Бандиты еще раз подвергли его допросу. Упоение властью тоже держится предписанных форм. Он немного сказал. Лишь несколько слов. Одно из них я поняла, слово „Mädchen“, девушка. Вся банда разразилась диким хохотом. Уж не прошелся ли он на мой счет, чтобы таким образом вызволить свою голову из петли? Но они смеялись над ним. А на меня при этом даже и не глядели. У меня ужасно все болело. Я хотела поскорей умереть. Предводитель что-то крикнул своим бандитам. И они прокричали что-то в ответ. Я думала, это они выносят мне смертный приговор. А может, и ему. Но ничего не случилось. Они ушли в кусты, хорошенько осмотреть машину. Мою тюрьму.
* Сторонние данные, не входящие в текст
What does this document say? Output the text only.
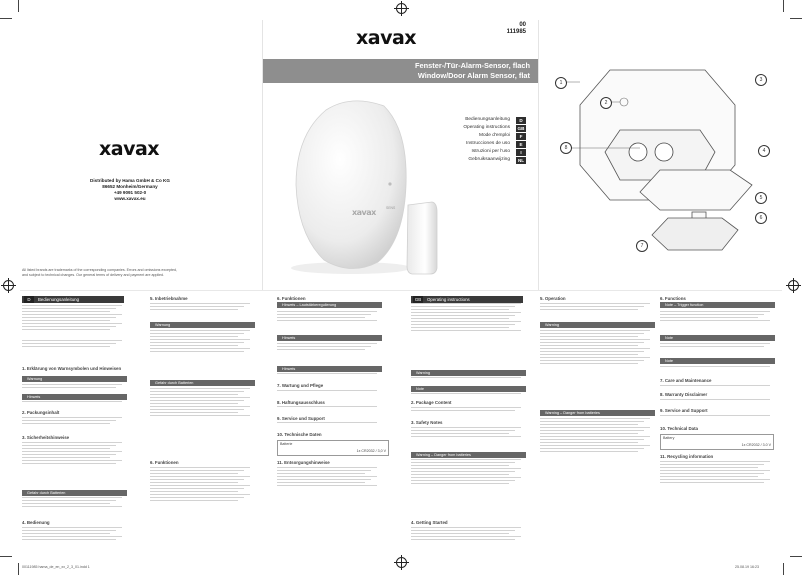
xavax
Distributed by Hama GmbH & Co KG
86652 Monheim/Germany
+49 9091 502-0
www.xavax.eu
All listed brands are trademarks of the corresponding companies. Errors and omissions excepted,
and subject to technical changes. Our general terms of delivery and payment are applied.
00
111985
xavax
Fenster-/Tür-Alarm-Sensor, flach
Window/Door Alarm Sensor, flat
SENS
xavax
Bedienungsanleitung	D
Operating instructions	GB
Mode d'emploi	F
Instrucciones de uso	E
Istruzioni per l'uso	I
Gebruiksaanwijzing	NL
1
2
3
8	4
5
6
7
D Bedienungsanleitung
1. Erklärung von Warnsymbolen und Hinweisen
Warnung
Hinweis
2. Packungsinhalt
3. Sicherheitshinweise
Gefahr durch Batterien
4. Bedienung
5. Inbetriebnahme
Warnung
Gefahr durch Batterien
6. Funktionen
6. Funktionen
Hinweis – Lautstärkeregulierung
Hinweis
Hinweis
7. Wartung und Pflege
8. Haftungsausschluss
9. Service und Support
10. Technische Daten
Batterie
1x CR2032 / 3,0 V
11. Entsorgungshinweise
GB Operating instructions
Warning
Note
2. Package Content
3. Safety Notes
Warning – Danger from batteries
4. Getting Started
5. Operation
Warning
Warning – Danger from batteries
6. Functions
Note – Trigger function
Note
Note
7. Care and Maintenance
8. Warranty Disclaimer
9. Service and Support
10. Technical Data
Battery
1x CR2032 / 3.0 V
11. Recycling information
00111985 hama_de_en_xx_2_3_01.indd 1	25.08.19 16:23
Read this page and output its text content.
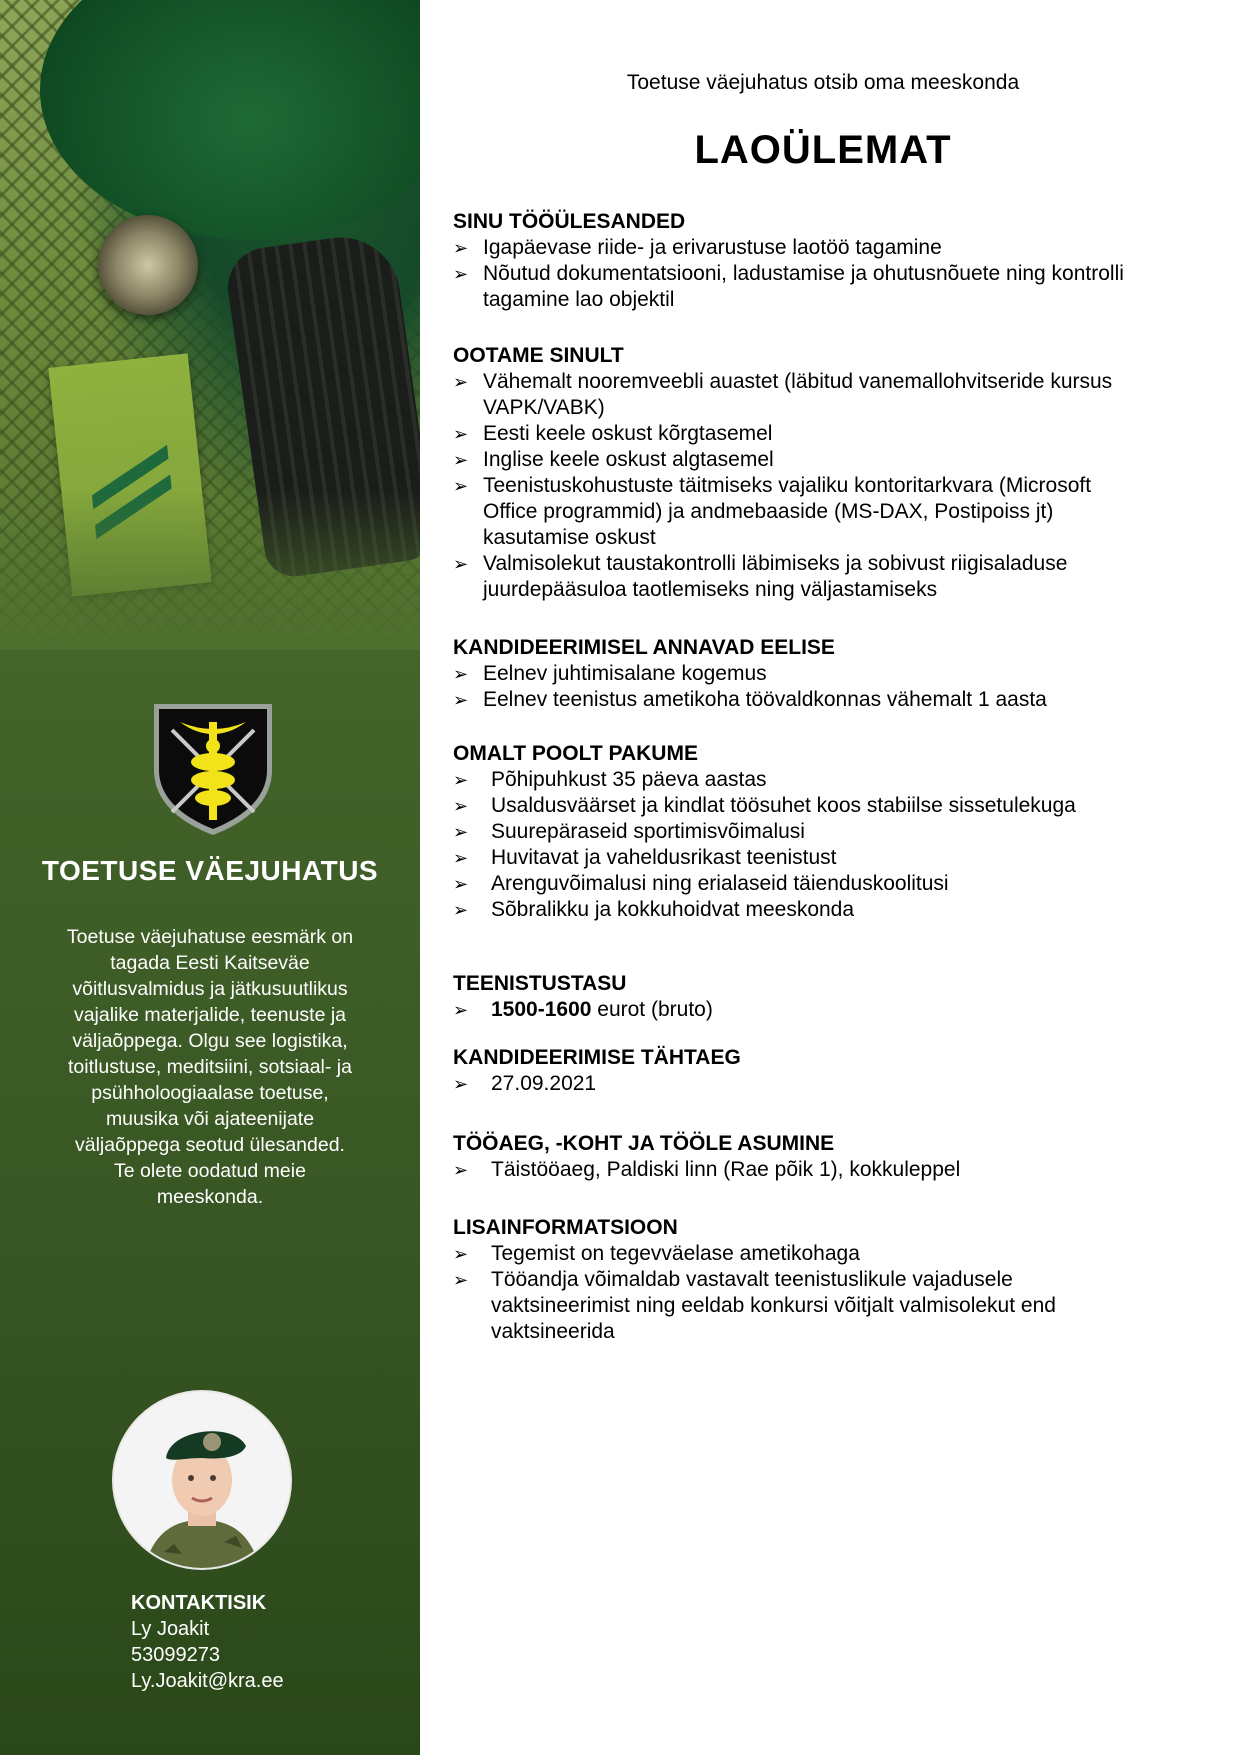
TOETUSE VÄEJUHATUS
Toetuse väejuhatuse eesmärk on
tagada Eesti Kaitseväe
võitlusvalmidus ja jätkusuutlikus
vajalike materjalide, teenuste ja
väljaõppega. Olgu see logistika,
toitlustuse, meditsiini, sotsiaal- ja
psühholoogiaalase toetuse,
muusika või ajateenijate
väljaõppega seotud ülesanded.
Te olete oodatud meie
meeskonda.
KONTAKTISIK
Ly Joakit
53099273
Ly.Joakit@kra.ee
Toetuse väejuhatus otsib oma meeskonda
LAOÜLEMAT
SINU TÖÖÜLESANDED
➢ Igapäevase riide- ja erivarustuse laotöö tagamine
➢ Nõutud dokumentatsiooni, ladustamise ja ohutusnõuete ning kontrolli
tagamine lao objektil
OOTAME SINULT
➢ Vähemalt nooremveebli auastet (läbitud vanemallohvitseride kursus
VAPK/VABK)
➢ Eesti keele oskust kõrgtasemel
➢ Inglise keele oskust algtasemel
➢ Teenistuskohustuste täitmiseks vajaliku kontoritarkvara (Microsoft
Office programmid) ja andmebaaside (MS-DAX, Postipoiss jt)
kasutamise oskust
➢ Valmisolekut taustakontrolli läbimiseks ja sobivust riigisaladuse
juurdepääsuloa taotlemiseks ning väljastamiseks
KANDIDEERIMISEL ANNAVAD EELISE
➢ Eelnev juhtimisalane kogemus
➢ Eelnev teenistus ametikoha töövaldkonnas vähemalt 1 aasta
OMALT POOLT PAKUME
➢ Põhipuhkust 35 päeva aastas
➢ Usaldusväärset ja kindlat töösuhet koos stabiilse sissetulekuga
➢ Suurepäraseid sportimisvõimalusi
➢ Huvitavat ja vaheldusrikast teenistust
➢ Arenguvõimalusi ning erialaseid täienduskoolitusi
➢ Sõbralikku ja kokkuhoidvat meeskonda
TEENISTUSTASU
➢ 1500-1600 eurot (bruto)
KANDIDEERIMISE TÄHTAEG
➢ 27.09.2021
TÖÖAEG, -KOHT JA TÖÖLE ASUMINE
➢ Täistööaeg, Paldiski linn (Rae põik 1), kokkuleppel
LISAINFORMATSIOON
➢ Tegemist on tegevväelase ametikohaga
➢ Tööandja võimaldab vastavalt teenistuslikule vajadusele
vaktsineerimist ning eeldab konkursi võitjalt valmisolekut end
vaktsineerida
Уж и не знаю, почему Любе так приспичило выяснить, что ты сказал капитану. Я этого тоже не знала. Хотя ты, может, рассказывал мне об этом. Во всяком случае, она дала мне задание. И взяла с меня клятву непременно выудить у тебя те знаменитые слова. В ближайший отпуск. „Операция медный котел“, — так окрестила она свою затею. И еще она велела разочек щелкнуть тебя и привезти ей фотографию. Честно говоря, мне это поручение было не по душе. Но роль разведчика до какой-то степени увлекла и меня. Разведчика, ведущего поиск в прошлом. По возвращении в Москву я сразу отправилась к ней, чтобы предъявить домашнюю работу. Она подала чай, к чаю — „Мишки“. Процитировала Пушкина: „Обряд известный угощенья, несут на блюдечках варенья“. А я со своей стороны выложила на стол твою непомерную мудрость былых времен. „Кто девушку ударит, тот каши с ней не сварит“, Люба засмеялась, не разжимая губ. Придушенный смех сотрясал ее тело. Я уже и понять не могла, смеется она или плачет. Лишь заметив мою растерянность, она рассмеялась во весь голос облегчавшим душу смехом. Чтобы я тоже могла подхватить. Я солгала бы, не сказав, что мне было при этом как-то не по себе. А твое фото, которое я засунула в конверт, она при мне даже разглядывать не стала. Сунула куда-то и заперла.